I think they'd see people squatting in their room without subscribing/tipping, day in/day out, as freeloaders.
Partners always get something from anyone in their rooms. Ad revenue. And partners tend to have the most people in their rooms, because they're already popular.
Affiliates don't get ad revenue, but they can still get subscriptions.
The hard part for both, though, is getting the viewers necessary to become either. For affiliates they need an average of only 3 viewers, which
sounds easy... but that's often the part that people have the hardest to achieve. Especially depending on the games they're streaming... trying to Stream Overwatch, Fortnite, PUBG, CS:GO, or other really popular games is an exercise in futility for most streamers to get viewers. Just look at those games' pages and you'll see 1-3 super high viewer counts, then a few at a decent amount of viewers, but it quickly drops off to <10 viewers then to 0 viewers. And there's
thousands of channels at times like that on those games (when combined), which makes for becoming noticed extremely difficult.
Twitch did recently drop the average viewer count for partners from its formerly
draconian 500 average viewer count to 75 average viewers. But, again, that's the hard part to hit.
The other parts, streaming X hours each month, over Y days is pretty easy. It's the viewer numbers, and then maintaining the average that becomes hard.
It becomes a balancing act of what games to play... can't be something too popular, or one will never get noticed.
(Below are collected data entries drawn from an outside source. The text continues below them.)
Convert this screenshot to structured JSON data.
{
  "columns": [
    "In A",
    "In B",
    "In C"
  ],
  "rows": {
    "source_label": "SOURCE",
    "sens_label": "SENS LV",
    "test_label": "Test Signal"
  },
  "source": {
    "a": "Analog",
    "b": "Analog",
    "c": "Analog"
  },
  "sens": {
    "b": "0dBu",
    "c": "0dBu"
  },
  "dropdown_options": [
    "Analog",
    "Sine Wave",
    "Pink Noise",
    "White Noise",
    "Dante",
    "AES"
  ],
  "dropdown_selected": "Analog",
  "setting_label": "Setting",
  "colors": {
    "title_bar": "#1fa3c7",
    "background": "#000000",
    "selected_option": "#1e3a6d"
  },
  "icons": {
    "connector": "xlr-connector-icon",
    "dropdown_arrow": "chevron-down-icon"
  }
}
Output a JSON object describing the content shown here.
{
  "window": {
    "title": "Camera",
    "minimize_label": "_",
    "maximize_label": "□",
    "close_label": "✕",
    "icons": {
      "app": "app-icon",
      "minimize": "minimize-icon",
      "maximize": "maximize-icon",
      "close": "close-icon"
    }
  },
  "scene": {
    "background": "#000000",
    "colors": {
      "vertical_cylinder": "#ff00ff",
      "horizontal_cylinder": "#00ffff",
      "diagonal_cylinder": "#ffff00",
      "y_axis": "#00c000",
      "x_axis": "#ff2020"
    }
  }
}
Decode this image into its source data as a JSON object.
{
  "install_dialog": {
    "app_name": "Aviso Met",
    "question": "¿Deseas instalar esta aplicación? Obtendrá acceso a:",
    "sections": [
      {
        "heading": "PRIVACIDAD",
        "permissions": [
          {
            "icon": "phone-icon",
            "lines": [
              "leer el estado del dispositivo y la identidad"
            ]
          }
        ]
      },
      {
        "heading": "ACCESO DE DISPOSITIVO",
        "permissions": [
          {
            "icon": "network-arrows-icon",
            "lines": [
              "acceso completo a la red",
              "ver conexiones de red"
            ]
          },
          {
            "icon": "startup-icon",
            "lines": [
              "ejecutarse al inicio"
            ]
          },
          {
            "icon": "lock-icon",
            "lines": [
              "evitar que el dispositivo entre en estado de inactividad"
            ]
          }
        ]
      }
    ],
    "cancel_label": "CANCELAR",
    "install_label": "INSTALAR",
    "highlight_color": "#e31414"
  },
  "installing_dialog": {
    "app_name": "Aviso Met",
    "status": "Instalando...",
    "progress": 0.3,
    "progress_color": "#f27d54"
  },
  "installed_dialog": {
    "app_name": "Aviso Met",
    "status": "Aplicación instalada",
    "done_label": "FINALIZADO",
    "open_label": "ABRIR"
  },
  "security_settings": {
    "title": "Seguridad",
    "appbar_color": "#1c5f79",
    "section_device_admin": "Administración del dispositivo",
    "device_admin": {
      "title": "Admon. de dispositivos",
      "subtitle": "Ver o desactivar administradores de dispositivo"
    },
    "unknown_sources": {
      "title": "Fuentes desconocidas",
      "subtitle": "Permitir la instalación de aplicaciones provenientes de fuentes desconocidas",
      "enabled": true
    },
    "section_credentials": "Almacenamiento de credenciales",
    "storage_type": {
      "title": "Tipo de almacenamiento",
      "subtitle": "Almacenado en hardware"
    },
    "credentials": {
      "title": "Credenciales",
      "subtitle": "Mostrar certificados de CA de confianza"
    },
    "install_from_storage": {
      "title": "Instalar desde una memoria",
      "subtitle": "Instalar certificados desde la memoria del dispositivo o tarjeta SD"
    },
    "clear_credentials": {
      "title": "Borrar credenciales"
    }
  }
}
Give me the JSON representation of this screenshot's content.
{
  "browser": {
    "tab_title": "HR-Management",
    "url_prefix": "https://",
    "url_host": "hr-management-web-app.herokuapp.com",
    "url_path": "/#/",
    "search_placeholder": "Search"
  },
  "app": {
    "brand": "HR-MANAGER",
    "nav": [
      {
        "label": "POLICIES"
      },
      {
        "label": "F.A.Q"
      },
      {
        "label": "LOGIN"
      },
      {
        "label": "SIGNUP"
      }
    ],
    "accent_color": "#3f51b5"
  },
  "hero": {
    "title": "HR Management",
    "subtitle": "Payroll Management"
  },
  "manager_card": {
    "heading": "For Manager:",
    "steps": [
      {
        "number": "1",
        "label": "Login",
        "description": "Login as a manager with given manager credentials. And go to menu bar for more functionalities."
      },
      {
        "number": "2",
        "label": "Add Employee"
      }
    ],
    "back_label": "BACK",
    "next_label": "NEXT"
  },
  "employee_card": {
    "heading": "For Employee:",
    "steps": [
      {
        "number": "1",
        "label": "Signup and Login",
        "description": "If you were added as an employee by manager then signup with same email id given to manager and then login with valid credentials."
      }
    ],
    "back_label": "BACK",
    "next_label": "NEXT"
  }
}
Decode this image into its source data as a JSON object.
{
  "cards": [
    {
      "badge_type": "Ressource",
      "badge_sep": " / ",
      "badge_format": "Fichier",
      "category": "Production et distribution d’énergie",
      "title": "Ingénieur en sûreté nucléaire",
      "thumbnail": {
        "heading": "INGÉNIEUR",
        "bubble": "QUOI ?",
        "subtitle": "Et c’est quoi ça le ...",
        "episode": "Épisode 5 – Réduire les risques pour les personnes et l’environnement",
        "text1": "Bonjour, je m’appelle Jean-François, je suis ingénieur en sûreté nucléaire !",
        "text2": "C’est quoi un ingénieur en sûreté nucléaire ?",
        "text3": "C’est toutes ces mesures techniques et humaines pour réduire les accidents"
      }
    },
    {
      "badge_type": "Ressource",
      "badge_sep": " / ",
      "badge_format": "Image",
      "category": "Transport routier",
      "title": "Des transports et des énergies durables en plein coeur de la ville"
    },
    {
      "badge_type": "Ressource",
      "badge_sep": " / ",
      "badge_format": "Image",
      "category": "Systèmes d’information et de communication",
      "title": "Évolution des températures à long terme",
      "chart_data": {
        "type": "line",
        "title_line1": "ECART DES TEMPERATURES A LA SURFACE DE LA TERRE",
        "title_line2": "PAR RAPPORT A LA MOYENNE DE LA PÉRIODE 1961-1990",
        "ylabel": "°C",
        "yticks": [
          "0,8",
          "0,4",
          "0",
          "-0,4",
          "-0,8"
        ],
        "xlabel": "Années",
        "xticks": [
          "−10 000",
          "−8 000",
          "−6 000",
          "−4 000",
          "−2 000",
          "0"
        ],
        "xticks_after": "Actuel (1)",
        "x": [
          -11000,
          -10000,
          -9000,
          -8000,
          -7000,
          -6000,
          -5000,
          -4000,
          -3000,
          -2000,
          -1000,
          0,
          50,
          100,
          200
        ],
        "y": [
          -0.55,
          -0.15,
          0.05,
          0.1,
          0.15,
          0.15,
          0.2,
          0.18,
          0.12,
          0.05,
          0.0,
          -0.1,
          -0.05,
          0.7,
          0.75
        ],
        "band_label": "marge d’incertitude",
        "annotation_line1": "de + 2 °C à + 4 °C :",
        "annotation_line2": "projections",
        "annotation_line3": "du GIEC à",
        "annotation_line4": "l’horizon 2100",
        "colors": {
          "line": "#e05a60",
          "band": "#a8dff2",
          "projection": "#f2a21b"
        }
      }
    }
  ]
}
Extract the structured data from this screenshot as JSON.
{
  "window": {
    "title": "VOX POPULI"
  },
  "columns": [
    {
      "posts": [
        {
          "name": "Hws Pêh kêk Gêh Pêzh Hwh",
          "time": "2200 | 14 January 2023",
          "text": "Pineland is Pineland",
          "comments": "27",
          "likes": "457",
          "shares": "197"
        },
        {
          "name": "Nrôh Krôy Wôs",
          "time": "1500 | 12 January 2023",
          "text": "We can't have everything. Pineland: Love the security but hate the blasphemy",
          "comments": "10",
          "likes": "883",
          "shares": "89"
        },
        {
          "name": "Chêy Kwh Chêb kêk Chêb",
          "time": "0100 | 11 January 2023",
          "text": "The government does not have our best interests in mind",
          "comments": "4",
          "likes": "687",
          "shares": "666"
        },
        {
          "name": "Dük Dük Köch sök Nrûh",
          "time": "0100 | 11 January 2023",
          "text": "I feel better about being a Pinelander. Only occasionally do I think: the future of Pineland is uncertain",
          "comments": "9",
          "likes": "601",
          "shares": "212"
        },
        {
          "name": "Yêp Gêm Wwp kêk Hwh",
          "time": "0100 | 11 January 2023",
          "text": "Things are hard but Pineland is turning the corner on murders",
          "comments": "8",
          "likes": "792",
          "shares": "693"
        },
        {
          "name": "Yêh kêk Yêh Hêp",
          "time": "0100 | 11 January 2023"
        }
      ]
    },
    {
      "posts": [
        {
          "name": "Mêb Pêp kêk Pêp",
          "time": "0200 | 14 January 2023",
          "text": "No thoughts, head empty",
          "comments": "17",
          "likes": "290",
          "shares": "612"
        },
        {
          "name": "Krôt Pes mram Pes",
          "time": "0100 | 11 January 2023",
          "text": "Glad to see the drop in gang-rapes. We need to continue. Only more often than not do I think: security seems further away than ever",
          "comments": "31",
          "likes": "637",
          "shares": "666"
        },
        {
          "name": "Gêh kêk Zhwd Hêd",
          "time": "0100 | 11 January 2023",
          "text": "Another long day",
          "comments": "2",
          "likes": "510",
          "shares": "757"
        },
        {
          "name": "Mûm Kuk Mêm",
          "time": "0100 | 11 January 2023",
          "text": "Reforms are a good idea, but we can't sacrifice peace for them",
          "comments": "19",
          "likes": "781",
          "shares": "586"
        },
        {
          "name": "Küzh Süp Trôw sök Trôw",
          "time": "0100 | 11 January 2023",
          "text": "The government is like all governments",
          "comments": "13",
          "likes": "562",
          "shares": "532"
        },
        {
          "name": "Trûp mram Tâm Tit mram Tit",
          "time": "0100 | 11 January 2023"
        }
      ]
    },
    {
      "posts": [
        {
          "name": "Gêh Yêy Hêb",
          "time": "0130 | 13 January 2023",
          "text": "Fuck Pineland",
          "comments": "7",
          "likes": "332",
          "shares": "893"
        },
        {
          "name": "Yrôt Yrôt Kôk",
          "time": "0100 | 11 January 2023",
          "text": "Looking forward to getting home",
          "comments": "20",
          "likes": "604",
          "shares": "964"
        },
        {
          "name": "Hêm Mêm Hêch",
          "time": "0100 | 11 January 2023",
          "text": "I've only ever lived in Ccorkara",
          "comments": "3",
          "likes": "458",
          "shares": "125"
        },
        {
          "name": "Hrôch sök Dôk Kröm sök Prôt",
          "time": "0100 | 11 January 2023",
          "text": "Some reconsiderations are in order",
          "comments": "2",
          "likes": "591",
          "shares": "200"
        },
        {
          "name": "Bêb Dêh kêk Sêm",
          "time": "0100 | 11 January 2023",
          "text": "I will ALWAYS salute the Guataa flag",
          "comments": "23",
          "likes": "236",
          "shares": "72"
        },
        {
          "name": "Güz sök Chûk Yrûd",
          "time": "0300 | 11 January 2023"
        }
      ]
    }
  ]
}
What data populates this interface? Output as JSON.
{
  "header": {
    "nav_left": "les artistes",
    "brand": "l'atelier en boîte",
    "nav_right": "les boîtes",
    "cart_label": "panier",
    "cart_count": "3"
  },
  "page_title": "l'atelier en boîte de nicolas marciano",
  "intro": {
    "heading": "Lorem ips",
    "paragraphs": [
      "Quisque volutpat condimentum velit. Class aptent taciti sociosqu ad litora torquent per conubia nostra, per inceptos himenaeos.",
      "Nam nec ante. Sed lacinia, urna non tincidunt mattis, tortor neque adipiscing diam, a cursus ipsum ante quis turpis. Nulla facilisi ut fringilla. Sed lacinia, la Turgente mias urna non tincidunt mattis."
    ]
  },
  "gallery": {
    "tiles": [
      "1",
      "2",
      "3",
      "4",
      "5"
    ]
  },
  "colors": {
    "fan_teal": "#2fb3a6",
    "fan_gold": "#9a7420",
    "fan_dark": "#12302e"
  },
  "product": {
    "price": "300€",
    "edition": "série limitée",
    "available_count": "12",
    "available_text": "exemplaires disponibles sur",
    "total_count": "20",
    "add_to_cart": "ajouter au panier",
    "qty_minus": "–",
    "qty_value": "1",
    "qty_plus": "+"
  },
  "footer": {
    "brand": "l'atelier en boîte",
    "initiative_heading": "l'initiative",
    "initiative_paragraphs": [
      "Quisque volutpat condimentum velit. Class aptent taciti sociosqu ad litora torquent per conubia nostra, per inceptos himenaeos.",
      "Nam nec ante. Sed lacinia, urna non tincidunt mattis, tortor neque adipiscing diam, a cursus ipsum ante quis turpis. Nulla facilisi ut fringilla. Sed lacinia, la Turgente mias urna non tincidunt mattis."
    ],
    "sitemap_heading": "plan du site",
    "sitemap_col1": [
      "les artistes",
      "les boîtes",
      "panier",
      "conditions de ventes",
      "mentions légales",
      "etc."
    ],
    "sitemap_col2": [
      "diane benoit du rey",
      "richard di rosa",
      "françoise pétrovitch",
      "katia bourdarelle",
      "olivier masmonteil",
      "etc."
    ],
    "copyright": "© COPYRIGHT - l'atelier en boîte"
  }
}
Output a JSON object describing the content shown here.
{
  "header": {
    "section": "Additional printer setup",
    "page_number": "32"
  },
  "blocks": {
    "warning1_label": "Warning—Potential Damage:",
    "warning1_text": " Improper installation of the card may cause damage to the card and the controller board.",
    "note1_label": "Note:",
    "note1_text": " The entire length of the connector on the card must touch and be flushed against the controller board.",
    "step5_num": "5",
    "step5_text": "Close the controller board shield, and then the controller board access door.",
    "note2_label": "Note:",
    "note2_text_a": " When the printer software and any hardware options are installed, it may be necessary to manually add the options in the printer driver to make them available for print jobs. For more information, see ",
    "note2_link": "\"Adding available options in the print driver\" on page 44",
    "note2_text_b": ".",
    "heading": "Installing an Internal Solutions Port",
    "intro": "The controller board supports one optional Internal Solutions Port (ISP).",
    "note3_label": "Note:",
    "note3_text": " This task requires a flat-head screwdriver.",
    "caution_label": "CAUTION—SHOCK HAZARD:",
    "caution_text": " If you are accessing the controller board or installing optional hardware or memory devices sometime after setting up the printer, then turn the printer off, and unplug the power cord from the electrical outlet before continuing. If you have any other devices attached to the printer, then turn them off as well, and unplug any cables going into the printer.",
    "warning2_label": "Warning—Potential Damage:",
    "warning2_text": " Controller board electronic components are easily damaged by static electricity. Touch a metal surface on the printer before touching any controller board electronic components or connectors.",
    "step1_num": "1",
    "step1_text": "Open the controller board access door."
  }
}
It also can't be something too niche, or the same thing... it's a niche game, so it will be a game most won't watch, so again, it becomes impossible to get noticed. So it has to be a game that's in the middle. Something with enough viewers that people are watching, but also something without too many streamers streaming it to allow for someone to get noticed.Finding those games, and actually enjoying playing them, is the hard part. Then there's also the fact that streaming viewers can be fickle, and if a streamer switches games, they can alienate previous viewers. Even big streamers have gone through that when switching games.
If this was 2 years ago, I'd have said Beam (now Mixer) would be a better alternative for trying to gain a streaming following. But even Mixer is pretty saturated now.